If you do want to also log some data that accumulates everything that happened, you can accumulate the data in thread-local buffers, and in the "actually log" part collect all the buffers and log them. Since this only happens in the thread that "wins" the CAS, it is still very scalable. This is a very common technique.
If you throttle by count, you cannot avoid the contended atomic increment (you can with some sophistication and at the cost of some approximation).
> collect all the buffers
Which requires some sort of synchronization (or lock-free data structures), because of concurrent writes by other threads. In that situation, you can also simply use a dedicated thread to periodically flush the log buffers.
Besides the (potential) bug, it is a cool idea, if emitting metrics is not an option.
The human who is debugging an issue can see when we started, see that some processed successfully, see regular progress through the batch, then see that the 58th percentile batch hasn’t completed and that’ll be where the problem is.
The main benefit over the time based logging is that the code is much simpler, and the log output is simpler too.

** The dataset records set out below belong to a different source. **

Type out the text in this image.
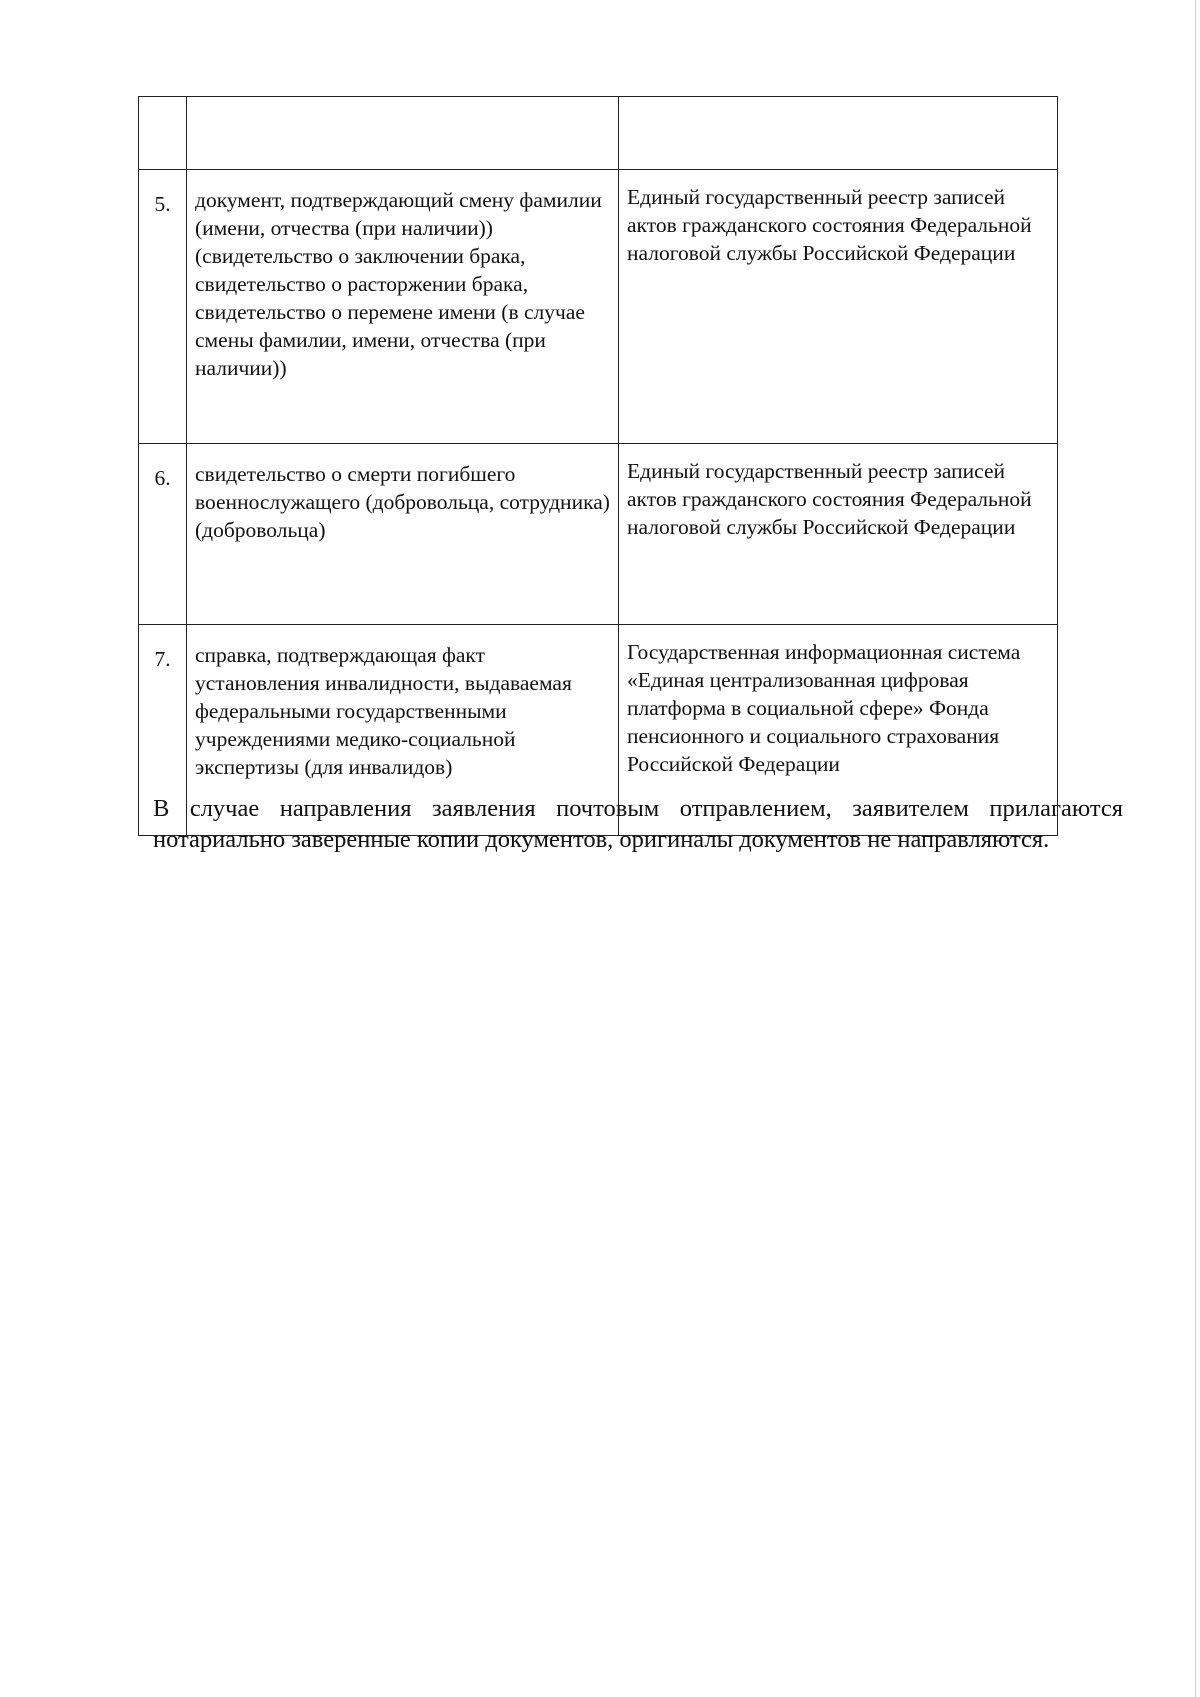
5.	документ, подтверждающий смену фамилии (имени, отчества (при наличии)) (свидетельство о заключении брака, свидетельство о расторжении брака, свидетельство о перемене имени (в случае смены фамилии, имени, отчества (при наличии))	Единый государственный реестр записей актов гражданского состояния Федеральной налоговой службы Российской Федерации
6.	свидетельство о смерти погибшего военнослужащего (добровольца, сотрудника) (добровольца)	Единый государственный реестр записей актов гражданского состояния Федеральной налоговой службы Российской Федерации
7.	справка, подтверждающая факт установления инвалидности, выдаваемая федеральными государственными учреждениями медико-социальной экспертизы (для инвалидов)	Государственная информационная система «Единая централизованная цифровая платформа в социальной сфере» Фонда пенсионного и социального страхования Российской Федерации

В случае направления заявления почтовым отправлением, заявителем прилагаются нотариально заверенные копии документов, оригиналы документов не направляются.
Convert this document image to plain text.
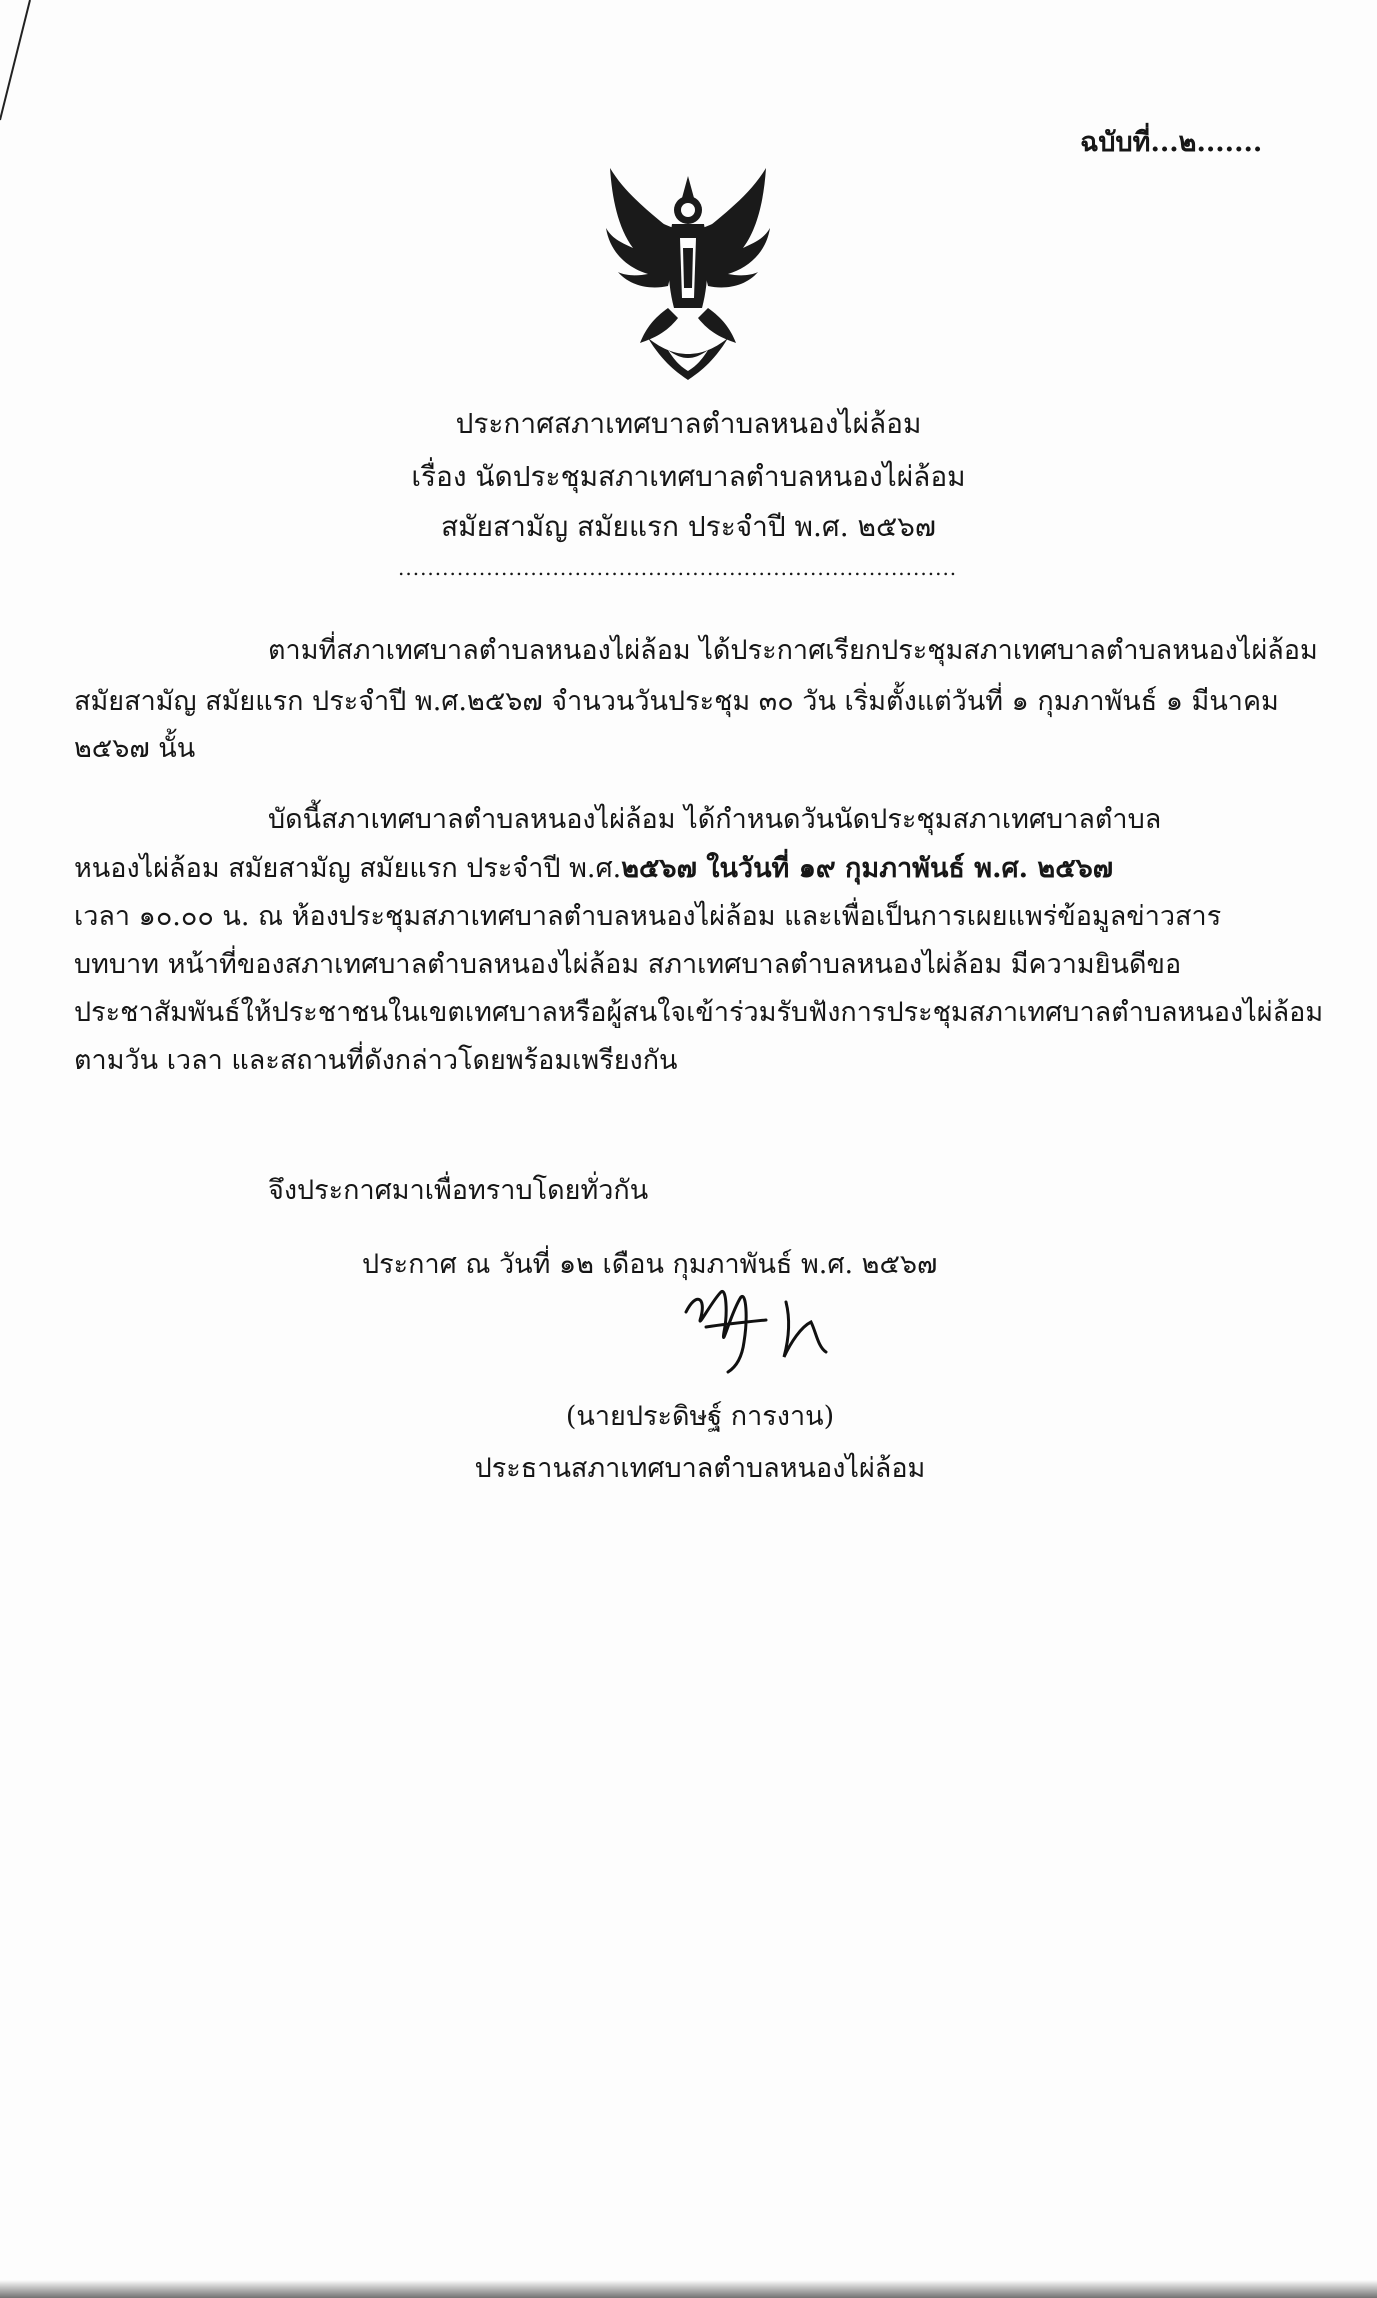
ฉบับที่...๒.......
ประกาศสภาเทศบาลตำบลหนองไผ่ล้อม
เรื่อง นัดประชุมสภาเทศบาลตำบลหนองไผ่ล้อม
สมัยสามัญ สมัยแรก ประจำปี พ.ศ. ๒๕๖๗
............................................................................
ตามที่สภาเทศบาลตำบลหนองไผ่ล้อม ได้ประกาศเรียกประชุมสภาเทศบาลตำบลหนองไผ่ล้อม
สมัยสามัญ สมัยแรก ประจำปี พ.ศ.๒๕๖๗ จำนวนวันประชุม ๓๐ วัน เริ่มตั้งแต่วันที่ ๑ กุมภาพันธ์ ๑ มีนาคม
๒๕๖๗ นั้น
บัดนี้สภาเทศบาลตำบลหนองไผ่ล้อม ได้กำหนดวันนัดประชุมสภาเทศบาลตำบล
หนองไผ่ล้อม สมัยสามัญ สมัยแรก ประจำปี พ.ศ.๒๕๖๗ ในวันที่ ๑๙ กุมภาพันธ์ พ.ศ. ๒๕๖๗
เวลา ๑๐.๐๐ น. ณ ห้องประชุมสภาเทศบาลตำบลหนองไผ่ล้อม และเพื่อเป็นการเผยแพร่ข้อมูลข่าวสาร
บทบาท หน้าที่ของสภาเทศบาลตำบลหนองไผ่ล้อม สภาเทศบาลตำบลหนองไผ่ล้อม มีความยินดีขอ
ประชาสัมพันธ์ให้ประชาชนในเขตเทศบาลหรือผู้สนใจเข้าร่วมรับฟังการประชุมสภาเทศบาลตำบลหนองไผ่ล้อม
ตามวัน เวลา และสถานที่ดังกล่าวโดยพร้อมเพรียงกัน
จึงประกาศมาเพื่อทราบโดยทั่วกัน
ประกาศ ณ วันที่ ๑๒ เดือน กุมภาพันธ์ พ.ศ. ๒๕๖๗
(นายประดิษฐ์ การงาน)
ประธานสภาเทศบาลตำบลหนองไผ่ล้อม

There are even libraries like tqdm that do this for you in one line of code.
In my experience, this post is often right (and the logs are often wrong). There's a tendency to either log too much or log too little - if only a few items are getting processed, it's fine and maybe even good to log all 7 of them.
But if many, many are getting processed - you'll experience semantic overload as a reader of the logs. What you want is a compressed form
Logging per time interval can be a very handy approach. In my work, we've settled on a hybrid approach - calculate in real time how often things are happening and then log the number of things that have happened, but at a rate that is roughly one log every N seconds.
This takes some more engineering up front but is remarkably often what a log reader actually wants.
Metrics enable the ability to aggregate concepts into some kind of meaning.
Meaning can then have alerts associated to them.
You cannot create metrics on things you don’t know, which is why logging is the base.
I cannot stress the importance of understanding atomic movements.
The cost is high but not as high as the cost of not knowing.
We don't log just to have records of everything, we log to solve future questions.
I'm working on a system that generates huge numbers of log entries and have settled on a short term solution to over log everything.
Once a log entry has persisted, I'm using it as a 'Bronze Layer' in a typical Medallion Model and will then filter that log data up into Silver and Gold layers so I can have billing, reporting, dashboard metrics being lifted out of the verbose logs.
Not sure what I'll do with the verbose Bronze Layer logs maybe cold store them somewhere, but it's interesting to experiment with progressive aggregation of logs to hopefully purge and dispose of the raw log data as fast as we can extract value.
Maybe that's because predictable log volume isn’t in the vendor’s interest. Time-based logging makes usage easier to reason about. Bursty, count-based logs? Much harder to estimate—much easier to monetize.
There are different types of logging.
What you describe could be defined as an audit log intrinsic to system operation, which is quite a different thing than what the article describes.